Open-Source-KI statt Big-Tech-Abhängigkeit

Der KI-Standort Ulm wächst weiter: Das German Center for Open Source AI ist vom bisherigen Standort Ehingen in den KI-Campus Ulm gezogen. Das Unternehmen sieht in Ulm bessere Bedingungen für Wachstum – und erhebt zugleich Kritik am bisherigen Standort.

Gute Nachrichten für den Zukunftsstandort Ulm: Das German Center for Open Source AI (GCOS) hat seinen bisherigen Standort in Ehingen verlassen und ist in den KI-Campus auf dem Oberen Eselsberg gezogen. Nach Angaben des Unternehmens waren das eigene Wachstum und attraktivere Rahmenbedingungen in Ulm ausschlaggebend für den Umzug.

Open-Source-KI statt Big-Tech-Abhängigkeit

Das Unternehmen GCOS um KI-Experte Franz Király setzt auf sogenannte Open-Source-Künstliche Intelligenz – also auf offenere und transparentere Systeme als die bekannten Angebote großer Technologiekonzerne. Der Ansatz gilt als mögliche europäische Alternative zur starken Abhängigkeit von internationalen Big-Tech-Konzernen.

Gleichzeitig erhebt GCOS deutliche Vorwürfe gegen den bisherigen Standort Ehingen. In einer Mitteilung ist von fehlender Unterstützung, schwierigen Rahmenbedingungen und aus Sicht des Unternehmens unattraktiven Konditionen für eine Erweiterung der bisherigen Büroräume die Rede. Für die Stadt Ulm bedeutet der Umzug allerdings einen weiteren, wichtigen Zuwachs im Zukunftsfeld Künstliche Intelligenz.

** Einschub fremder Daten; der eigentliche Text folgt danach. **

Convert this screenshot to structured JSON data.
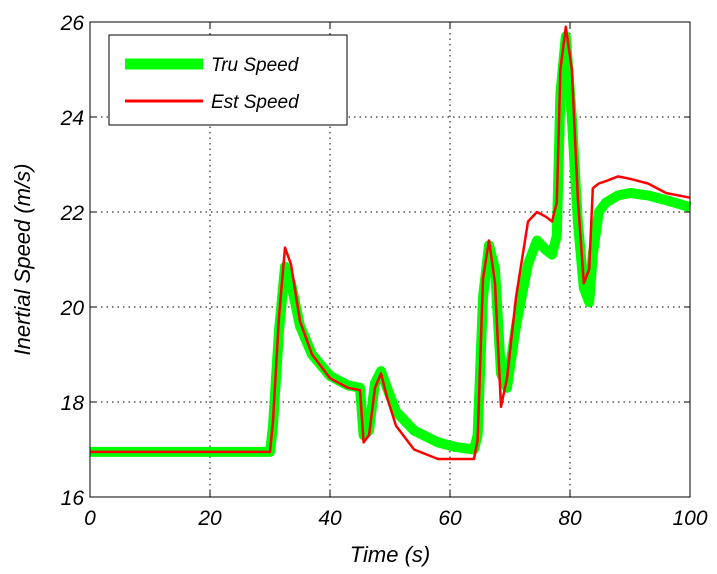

KI-Zukunftsstandort Schwaben

Der KI-Campus gewinnt damit einen spannenden neuen Player in der Wissenschaftsstadt. Langfristig könnte davon auch wiederum die ganze Region profitieren: Mehr KI-Unternehmen in Ulm bedeuten potenziell neue Arbeitsplätze, Innovationen für heimische Unternehmen und einen stärkeren Zukunftsstandort in Schwaben.